Paradoxes
- Détails
- Catégorie : Diabloguiste
- Publié le jeudi 13 novembre 2025 11:07
- Écrit par Claude Séné
« L’Assemblée nationale a adopté ! » C’est par cette formule, prononcée par sa présidente comme c’est l’usage, que les députés ont acté la fin provisoire d’un vrai suspense concernant la suspension de la réforme des retraites. C’était une condition posée par les socialistes pour ne pas censurer le gouvernement, et les positions des formations politiques n’ont pas été nécessairement celles qui étaient attendues. Il aura fallu que le vote positif du Rassemblement national se joigne à celui des socialistes et des écologistes, et également l’abstention des élus Renaissance et du Modem, pour rassembler une majorité de circonstances. Pendant ce temps, les Insoumis étaient associés à la droite « classique » pour rejeter le texte, pas assez radical à leur goût.

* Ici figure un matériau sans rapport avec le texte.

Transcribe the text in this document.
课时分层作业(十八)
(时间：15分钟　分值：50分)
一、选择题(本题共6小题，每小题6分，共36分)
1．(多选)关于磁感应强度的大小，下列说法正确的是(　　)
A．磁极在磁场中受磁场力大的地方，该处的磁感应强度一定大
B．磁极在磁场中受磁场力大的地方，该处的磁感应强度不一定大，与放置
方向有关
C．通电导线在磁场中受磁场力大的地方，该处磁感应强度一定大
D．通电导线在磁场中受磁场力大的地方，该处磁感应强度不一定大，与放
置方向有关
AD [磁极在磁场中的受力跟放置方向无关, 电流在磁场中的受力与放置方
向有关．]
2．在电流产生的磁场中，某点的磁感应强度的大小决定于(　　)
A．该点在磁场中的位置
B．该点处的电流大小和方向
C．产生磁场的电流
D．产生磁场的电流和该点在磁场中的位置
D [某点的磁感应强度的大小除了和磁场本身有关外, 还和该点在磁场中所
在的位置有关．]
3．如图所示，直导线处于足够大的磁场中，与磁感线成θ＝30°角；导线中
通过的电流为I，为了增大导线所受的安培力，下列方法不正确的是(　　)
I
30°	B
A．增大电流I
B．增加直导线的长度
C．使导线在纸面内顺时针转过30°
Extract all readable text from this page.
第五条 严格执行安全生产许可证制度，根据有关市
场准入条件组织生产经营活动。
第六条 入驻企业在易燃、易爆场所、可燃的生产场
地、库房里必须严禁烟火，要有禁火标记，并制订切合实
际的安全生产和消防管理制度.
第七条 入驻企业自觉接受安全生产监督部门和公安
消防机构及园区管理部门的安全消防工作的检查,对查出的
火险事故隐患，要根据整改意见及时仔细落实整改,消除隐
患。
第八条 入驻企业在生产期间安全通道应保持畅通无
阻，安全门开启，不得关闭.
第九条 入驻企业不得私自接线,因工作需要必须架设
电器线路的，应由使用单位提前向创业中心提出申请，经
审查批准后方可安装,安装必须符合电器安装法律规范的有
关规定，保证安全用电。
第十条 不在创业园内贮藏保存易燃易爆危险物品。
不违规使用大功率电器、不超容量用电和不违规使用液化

Un vote loin de refléter l’état de l’opinion publique au moment où la réforme avait été adoptée aux forceps du 49.3 puisque 80 % de la population y était alors opposée. Avec ses 255 votes favorables, il s’en serait fallu de beaucoup pour adopter une motion de censure réclamant 289 suffrages, soit la moitié plus une voix de l’ensemble des députés. C’est pourquoi il peut sembler prématuré de se réjouir comme ce syndicaliste de la CFTC en « off » de l’abandon pur et simple de cette réforme des retraites, en tout cas dans sa forme actuelle. Selon lui, le report de la réforme équivaudrait à son arrêt de mort, puisque ce serait un des thèmes principaux de la campagne présidentielle de 2027, et qu’aucun candidat ne prendrait le risque suicidaire de reprendre la réforme en l’état en dépit du désaveu subi par le pouvoir en place. Ce serait même un marqueur permettant de se distinguer du pouvoir actuel dont il ne fera pas bon se réclamer.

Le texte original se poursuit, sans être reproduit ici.